• Books and reading

    Bringing history to life: ‘Free’ by Meg Keneally

    Meg Keneally’s first stand-alone historical fiction Fled (published 2019) was inspired by the true story of Mary Bryant, a First Fleet convict who effected a daring escape from Sydney by boat. This was followed up by The Wreck (2020) which featured events that followed on from the notorious Peterloo Massacre in England, and introduced readers to Mary Thistle – a character inspired by another amazing historical figure, Mary Reibey. It is Molly Thistle who is at the centre of Fled.

    The novel opens with young Molly, living in poverty with her grandmother in England. When she is sent to work as a scullery maid in a wealthy household and find herself bullied and compromised by the master’s valet, she sees no option but to escape. But she does it on horseback – on the master’s valuable mare, and dressed as a boy.

    This part of the story echoes something of the origins of Mary Reibey, who was arrested at a very young age for horse theft (and also while dressed as a boy.)

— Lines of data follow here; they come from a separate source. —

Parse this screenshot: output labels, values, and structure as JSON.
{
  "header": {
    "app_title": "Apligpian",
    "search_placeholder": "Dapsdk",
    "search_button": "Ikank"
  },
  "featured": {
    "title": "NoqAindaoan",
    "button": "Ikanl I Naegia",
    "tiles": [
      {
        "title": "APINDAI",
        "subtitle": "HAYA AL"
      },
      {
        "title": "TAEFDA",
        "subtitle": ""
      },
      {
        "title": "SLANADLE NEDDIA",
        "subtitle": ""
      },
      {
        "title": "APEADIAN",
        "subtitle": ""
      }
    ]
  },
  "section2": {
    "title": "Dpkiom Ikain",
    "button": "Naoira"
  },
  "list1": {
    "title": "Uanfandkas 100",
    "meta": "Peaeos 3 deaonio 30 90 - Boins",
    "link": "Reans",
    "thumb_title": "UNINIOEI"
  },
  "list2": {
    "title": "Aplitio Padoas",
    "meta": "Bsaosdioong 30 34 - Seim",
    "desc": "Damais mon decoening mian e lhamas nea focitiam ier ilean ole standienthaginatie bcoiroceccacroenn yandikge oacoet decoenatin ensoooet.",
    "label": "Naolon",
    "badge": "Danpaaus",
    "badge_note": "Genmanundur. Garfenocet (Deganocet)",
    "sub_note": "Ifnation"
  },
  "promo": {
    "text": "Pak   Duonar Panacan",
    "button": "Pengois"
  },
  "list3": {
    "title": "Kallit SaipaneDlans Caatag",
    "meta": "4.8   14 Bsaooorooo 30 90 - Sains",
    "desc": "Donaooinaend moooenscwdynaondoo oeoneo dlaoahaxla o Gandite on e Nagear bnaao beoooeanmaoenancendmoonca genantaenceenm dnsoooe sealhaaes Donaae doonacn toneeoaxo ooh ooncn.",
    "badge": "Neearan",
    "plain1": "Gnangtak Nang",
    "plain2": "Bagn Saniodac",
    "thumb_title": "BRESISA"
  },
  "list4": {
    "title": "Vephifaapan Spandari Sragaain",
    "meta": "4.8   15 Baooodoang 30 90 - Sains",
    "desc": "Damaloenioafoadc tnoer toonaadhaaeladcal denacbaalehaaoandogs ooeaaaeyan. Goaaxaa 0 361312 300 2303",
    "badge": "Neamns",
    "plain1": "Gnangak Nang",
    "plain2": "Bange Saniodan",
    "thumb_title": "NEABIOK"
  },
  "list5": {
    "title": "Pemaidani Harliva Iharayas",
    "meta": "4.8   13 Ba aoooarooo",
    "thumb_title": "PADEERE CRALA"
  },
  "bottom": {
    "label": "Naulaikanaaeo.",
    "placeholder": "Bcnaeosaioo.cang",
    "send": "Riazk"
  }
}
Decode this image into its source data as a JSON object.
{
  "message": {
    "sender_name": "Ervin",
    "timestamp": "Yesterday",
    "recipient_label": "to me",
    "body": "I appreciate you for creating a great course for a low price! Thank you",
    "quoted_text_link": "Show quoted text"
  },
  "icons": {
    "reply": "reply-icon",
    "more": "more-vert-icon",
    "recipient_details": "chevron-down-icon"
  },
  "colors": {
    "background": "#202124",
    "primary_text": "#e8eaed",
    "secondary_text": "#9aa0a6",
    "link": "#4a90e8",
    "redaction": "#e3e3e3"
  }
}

    From here Molly experiences all of the horrors of the British ‘justice’ system of the late eighteenth and early nineteenth centuries. The courts where the poor had no voice. The appalling overcrowded gaols where men, women and children were thrown together, and survival of the fittest was the only rule that mattered. Molly quickly learns the rules, adapts – and survives.

    On arrival in Sydney Town Molly is rowed upriver to the Parramatta Female Factory – another gaol for female convicts, which also served as a workhouse, maternity hospital and a ‘marriage market’ (where free settlers and emancipists could come in search of a wife.) I enjoyed the scenes here, as the author, like myself, has an ancestor who was an inmate of the Female Factory. Ms Keneally is a Patron of the Friends of Parramatta Female Factory and gives great support to their work.

    Molly’s fortunes take a turn for the better when she marries Angus Thistle, a free settler whom she met on the transport ship. For many convict women, marriage was often the way to a better future, although to the small colonial society at the time, taking a convict wife was still frowned upon. A mistress? Perfectly acceptable and very common for military officers, free settlers and emancipists. Even a governor. Having a wife and family back in Britain was no impediment for a man taking a convict women to his bed and fathering a whole new gaggle of children in the colony. But marrying her? That was often seen as a step too far.

    Molly was no simpering, decorative accessory to Angus. She works just as hard as he. Early in their marriage they build a wattle-and-daub hut together on the banks of the Hawkesbury, the wilder reaches of the colony, where the river bursts its banks and destroys farms and homes with unpredictable ferocity. Molly experiences this.

    She also learns about the ferocity of the so-called ‘frontier wars’ between the original people of the region, fighting to protect their land and livlihood, and the invaders, determined to make the place theirs. Some of the stories turn her stomach with their cruelty and make her look at her fellow settlers with new, jaundiced eyes. She befriends an Aboriginal woman with a baby, just like Molly’s own new baby, and finds the stories even harder to stomach, begging Angus to move them back into Sydney to live, away from the violence.

    So they do, and their family grows along with their fortunes, as Angus and Molly’s trading and ship building business flourishes. If you visit Sydney today and walk along Circular Quay to where the old warehouses are, you might imagine Molly visiting their warehouse, admiring the many different goods that Angus brings home from his voyages to far-off places. Goods that the settler communities – those with money to pay – crave: Indian muslin, tea from China, spices, wooden furniture, fine china and glassware, tobacco, the latest fashions from London…

    It is Molly’s business acumen, organisational and financial skills that allows their commercial interests to prosper despite ruthless competition from other traders in the colony.

    The novel includes references to the many characters and events that made Australia’s early colonial years so colourful: a succession of Governors, a military coup, corrupt officers and venal landowners, a hypocritical churchman, all fictionalised but easily identified. This is perhaps one of my hesitations about the novel. On the one hand I do understand that peopling the story with a fictionalised version of historical figures gives the author more room to play, so to speak, to move people and events around to suit the narrative; on the other hand I think it can add richness and depth to the story to have these people live in their own skin.

    Anyway, that is a minor point and each writer of historical fiction makes their own judgement about this when it comes to the story they want to write.

    And the story of Molly Thistle is a beauty, as is the story of the woman she was inspired by – Mary Reibey. As I wrote in my review of Grantlee Kieza’s terrific biography of the real Mary, The Remarkable Mrs Reibey, there are some overlaps between her story and that of my own convict ancestor, Jane Longhurst, another early colonial woman who survived the convict years to become a wealthy and successful businesswoman, in a place and time when being both a woman and an ex-convict should not have allowed it.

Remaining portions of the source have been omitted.